Some of the girls from the South Bend branch went on a field trip to learn about beekeeping October 2nd. Thanks to Mary Lee who sent in this piece about it:
On a sunny but chilly Saturday morning this Fall, 12 girls aged 7 to11 and their leaders from the South Bend branch carpooled to Ken and Pam Peterson’s home where they were warmly greeted by Mr. and Mrs. Peterson and their dog Bailey. The girls were ushered into a fragrant and somewhat stuffy room off the Petersons’ kitchen where they crowded around a table laden with close to a hundred pounds of honey in jars of every shape and size. The only uniform thing about the jars was their amber color and the round white label bearing the name Church Yard Farms affixed to each lid. The jars of translucent honey seemed to glow as they captured the light that was flooding in through a nearby window.
Reverend Peterson, a saintly looking, retired Lutheran pastor had sort of stumbled upon the hobby of beekeeping after retirement when his son’s neighbor casually mentioned that his trees had never been so fruitful as when another neighbor was keeping bees. Of course (Mr. Peterson had an epiphany)! Fruit is produced when birds, bees, and to a lesser extent, the wind, carry pollen from one flower to another. So, one reasons, the more bees you have around, the more fruit you will get! Thus began a journey of discovery that has evolved into a small time beekeeping operation with 16 hives scattered over 7 locations around the Michiana area.
The girls, who were there to learn about beekeeping, were enrapt as Mr. Peterson explained in great detail the life of a hive: what the three main types of bees are who work together to maintain the hive, how they build honeycomb, how they raise offspring, how they forage for pollen, and how they store up food for the winter (which we benefit from). They were alternately terrified and amazed when he, dressed in full, white protective garb, opened a hive and pulled out a tray of honeycomb that was covered in massive clumps of bees busily going about the business of making honey. Back inside his house, they clustered (like bees) around Mr. Peterson as he carefully sliced the outer layer of wax off of a honeycomb, squealing in delight as the honey began to ooze out, and, chanting, counted the number of cranks of the handle it took him to extract the honey using his beekeeper’s centrifuge.

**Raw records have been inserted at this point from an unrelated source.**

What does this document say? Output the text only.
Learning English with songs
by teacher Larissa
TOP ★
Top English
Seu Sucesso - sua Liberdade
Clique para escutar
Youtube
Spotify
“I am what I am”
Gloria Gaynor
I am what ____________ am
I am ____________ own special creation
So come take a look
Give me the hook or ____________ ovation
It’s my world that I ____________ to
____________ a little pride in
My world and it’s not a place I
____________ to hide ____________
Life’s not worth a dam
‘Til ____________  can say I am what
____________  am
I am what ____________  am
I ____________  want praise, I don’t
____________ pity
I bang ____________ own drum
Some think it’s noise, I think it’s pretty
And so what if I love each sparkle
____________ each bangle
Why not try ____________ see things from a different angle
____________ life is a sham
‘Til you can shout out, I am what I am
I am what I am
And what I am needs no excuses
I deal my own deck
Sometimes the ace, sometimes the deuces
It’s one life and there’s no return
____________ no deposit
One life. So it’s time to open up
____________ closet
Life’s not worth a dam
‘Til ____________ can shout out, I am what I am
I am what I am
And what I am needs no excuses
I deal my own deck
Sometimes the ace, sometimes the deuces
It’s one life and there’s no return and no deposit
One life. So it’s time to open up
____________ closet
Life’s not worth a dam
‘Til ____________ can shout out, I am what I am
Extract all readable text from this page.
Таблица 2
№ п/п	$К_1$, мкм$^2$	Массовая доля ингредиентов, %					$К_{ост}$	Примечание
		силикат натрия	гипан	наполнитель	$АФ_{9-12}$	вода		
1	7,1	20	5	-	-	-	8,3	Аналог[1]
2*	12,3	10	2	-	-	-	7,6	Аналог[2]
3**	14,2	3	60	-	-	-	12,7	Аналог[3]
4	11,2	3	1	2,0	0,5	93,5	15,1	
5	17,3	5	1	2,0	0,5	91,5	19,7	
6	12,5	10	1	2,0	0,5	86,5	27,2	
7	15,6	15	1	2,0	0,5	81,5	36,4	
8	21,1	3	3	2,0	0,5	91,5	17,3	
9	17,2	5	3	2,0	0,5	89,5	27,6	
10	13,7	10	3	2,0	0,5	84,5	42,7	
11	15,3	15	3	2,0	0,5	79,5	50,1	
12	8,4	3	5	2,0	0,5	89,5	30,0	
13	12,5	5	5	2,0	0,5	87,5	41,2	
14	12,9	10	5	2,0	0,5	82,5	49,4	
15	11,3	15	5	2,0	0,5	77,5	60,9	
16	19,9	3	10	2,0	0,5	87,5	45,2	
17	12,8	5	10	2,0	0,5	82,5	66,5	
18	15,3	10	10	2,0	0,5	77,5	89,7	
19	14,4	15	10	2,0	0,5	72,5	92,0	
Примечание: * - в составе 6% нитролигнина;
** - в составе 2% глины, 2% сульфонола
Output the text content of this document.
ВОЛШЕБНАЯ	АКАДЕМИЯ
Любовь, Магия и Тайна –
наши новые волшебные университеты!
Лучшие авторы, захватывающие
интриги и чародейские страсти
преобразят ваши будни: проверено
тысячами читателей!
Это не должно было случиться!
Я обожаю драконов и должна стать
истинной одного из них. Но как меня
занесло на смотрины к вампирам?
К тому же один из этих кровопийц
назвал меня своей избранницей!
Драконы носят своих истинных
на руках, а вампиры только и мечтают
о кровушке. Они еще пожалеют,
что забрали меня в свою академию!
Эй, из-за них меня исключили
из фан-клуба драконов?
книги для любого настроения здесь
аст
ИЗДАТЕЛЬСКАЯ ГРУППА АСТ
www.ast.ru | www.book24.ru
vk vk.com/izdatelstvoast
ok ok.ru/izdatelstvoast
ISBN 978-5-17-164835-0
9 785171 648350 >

As I watched the girls and felt their excitement, I was moved almost to tears, but I was not immediately aware of why. Was it that this is the kind of thing I tend to care about: people, like Ken, acquiring important, basic skills and knowledge that humans have relied on for millennia (but that have been nearly lost in the modern world) and exposing kids to that knowledge and those skills? My instincts told me there was something deeper going on. After a lot of thought and reflection, I realized that as I experienced Ken’s delight in his bees and watched the girls entering into his delight, I was witnessing the Lord delighting in and caring for his creation through Ken. And the thought came to me, this is a holy occupation.